Better “read the bill” reform would start, I think, with extending to all of Congress the Senate Finance Committee’s tradition of debating and voting on bills written in “conceptual language”—otherwise known as plain English. If that was the standard for what was being voted on and discussed and posted on the web in advance, ordinary people and members of Congress (and journalists, for that matter) would be much more likely to actually understand what was going on.

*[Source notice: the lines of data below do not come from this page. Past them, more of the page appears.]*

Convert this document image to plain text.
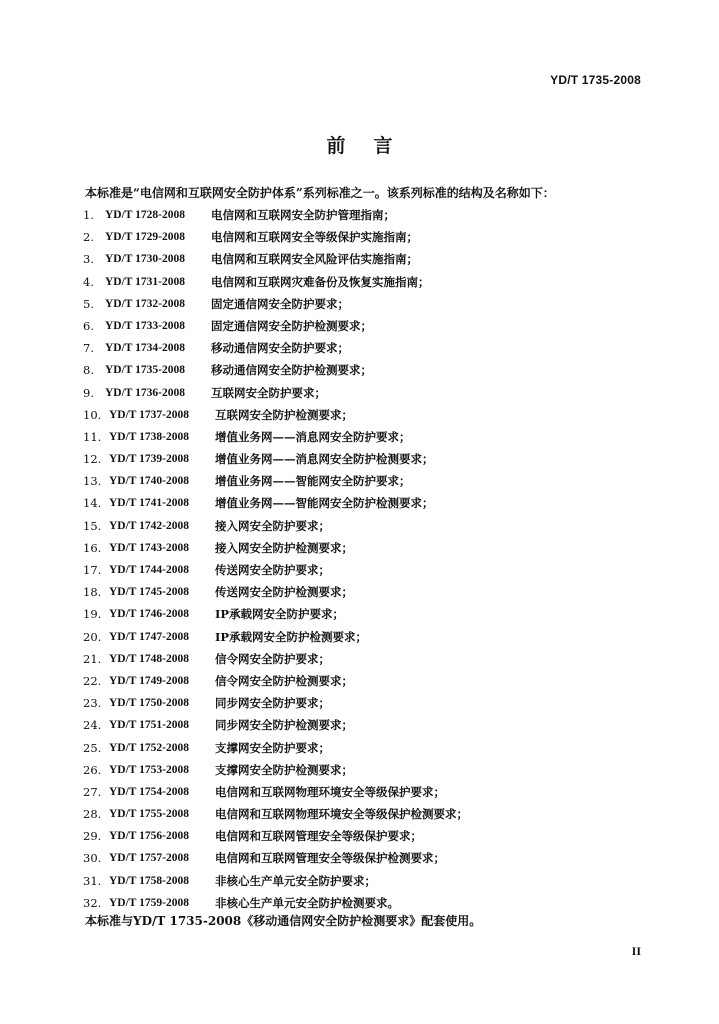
YD/T 1735-2008
前言
本标准是“电信网和互联网安全防护体系”系列标准之一。该系列标准的结构及名称如下：
1. YD/T 1728-2008	电信网和互联网安全防护管理指南；
2. YD/T 1729-2008	电信网和互联网安全等级保护实施指南；
3. YD/T 1730-2008	电信网和互联网安全风险评估实施指南；
4. YD/T 1731-2008	电信网和互联网灾难备份及恢复实施指南；
5. YD/T 1732-2008	固定通信网安全防护要求；
6. YD/T 1733-2008	固定通信网安全防护检测要求；
7. YD/T 1734-2008	移动通信网安全防护要求；
8. YD/T 1735-2008	移动通信网安全防护检测要求；
9. YD/T 1736-2008	互联网安全防护要求；
10. YD/T 1737-2008	互联网安全防护检测要求；
11. YD/T 1738-2008	增值业务网——消息网安全防护要求；
12. YD/T 1739-2008	增值业务网——消息网安全防护检测要求；
13. YD/T 1740-2008	增值业务网——智能网安全防护要求；
14. YD/T 1741-2008	增值业务网——智能网安全防护检测要求；
15. YD/T 1742-2008	接入网安全防护要求；
16. YD/T 1743-2008	接入网安全防护检测要求；
17. YD/T 1744-2008	传送网安全防护要求；
18. YD/T 1745-2008	传送网安全防护检测要求；
19. YD/T 1746-2008	IP承载网安全防护要求；
20. YD/T 1747-2008	IP承载网安全防护检测要求；
21. YD/T 1748-2008	信令网安全防护要求；
22. YD/T 1749-2008	信令网安全防护检测要求；
23. YD/T 1750-2008	同步网安全防护要求；
24. YD/T 1751-2008	同步网安全防护检测要求；
25. YD/T 1752-2008	支撑网安全防护要求；
26. YD/T 1753-2008	支撑网安全防护检测要求；
27. YD/T 1754-2008	电信网和互联网物理环境安全等级保护要求；
28. YD/T 1755-2008	电信网和互联网物理环境安全等级保护检测要求；
29. YD/T 1756-2008	电信网和互联网管理安全等级保护要求；
30. YD/T 1757-2008	电信网和互联网管理安全等级保护检测要求；
31. YD/T 1758-2008	非核心生产单元安全防护要求；
32. YD/T 1759-2008	非核心生产单元安全防护检测要求。
本标准与YD/T 1735-2008《移动通信网安全防护检测要求》配套使用。
II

The obstacle that prevents this from happening, as Bartlett hints at in his excellent post, is that a lot of people in Washington have jobs deciphering legislation for members of Congress. Those people, more often than not, are lobbyists—some of whom seem to have more influence on the language in bills than elected representatives do. Plus, many members of Congress have an interest in the public not always understanding exactly what they’re doing. The veil of legalese helps them do unpopular things that they think are necessary without having to worry about trying to convince anyone. It also helps them give handouts to favored industries without having it look too blatant. And it helps politicians (and their surrogates) get away with telling outrageous lies about the contents of the bill (see: death panels.) Plain English legislation posted on the Internet would cut out many of the middlemen and would make members of Congress more vulnerable to popular pressure. You’d still get people like Sen. James Inhofe who would make up their minds without reading the bill, but that kind of behavior would be less excusable. Wouldn’t that be nice?